The name Lepreau is of French origin and is likely a derivative of, la pereau, for “little rabbit.” The contemporary spelling has prevailed since the mid-nineteenth century. William Francis Ganong explored the area extensively.
Ganong was a member of numerous scientific and scholarly societies including the Natural History society of New Brunswick. He had published a considerable number of articles and works including a translation of Champlain’s “Voyages to Acadia and New England” as well as writing on cartography, botany, physiography and nomenclature.

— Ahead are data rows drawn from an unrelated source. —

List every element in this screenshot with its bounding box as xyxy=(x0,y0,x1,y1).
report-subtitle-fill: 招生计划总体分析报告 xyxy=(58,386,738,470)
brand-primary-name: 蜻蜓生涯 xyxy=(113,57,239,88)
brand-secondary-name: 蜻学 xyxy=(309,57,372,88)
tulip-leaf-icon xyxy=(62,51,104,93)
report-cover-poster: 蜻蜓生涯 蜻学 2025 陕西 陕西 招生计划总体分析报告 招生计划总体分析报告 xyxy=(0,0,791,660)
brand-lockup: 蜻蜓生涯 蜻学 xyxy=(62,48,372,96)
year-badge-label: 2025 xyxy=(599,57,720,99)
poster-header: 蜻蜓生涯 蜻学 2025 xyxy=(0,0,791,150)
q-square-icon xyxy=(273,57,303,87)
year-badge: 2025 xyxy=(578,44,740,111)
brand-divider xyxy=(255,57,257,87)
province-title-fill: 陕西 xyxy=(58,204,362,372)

By the late nineteenth and early twentieth centuries most of the interior topography of New Brunswick had not yet been completely surveyed. Driven by a great affection for his home province, Dr. William Francis Ganong (1864-1941) explored and documented many of these aspects of New Brunswick. Part of his invaluable recording is the photographs that he took as memory aids from the long, and often arduous, canoe trips that he undertook. At this period, amateur photography was in its infancy and Ganong took advantage of the portable camera and roll film that were just being made available to the general public. What could not be controlled however, were the upset canoes, dampness and erratic lighting conditions that inevitably give the images a sometimes less than ideal presentation. More importantly though, these small glimpses of captured light provide the earliest and most complete visual documentation of a region just prior to its transformation by modern industry.
Ganong had a great love for New Brunswick and a keen interest in both its history and natural history. By the age of seventeen, he started serious, first-hand explorations of the rivers and coastal areas as well as the flora and fauna of the province, frequently charting his own maps. Those explorations continued throughout his life.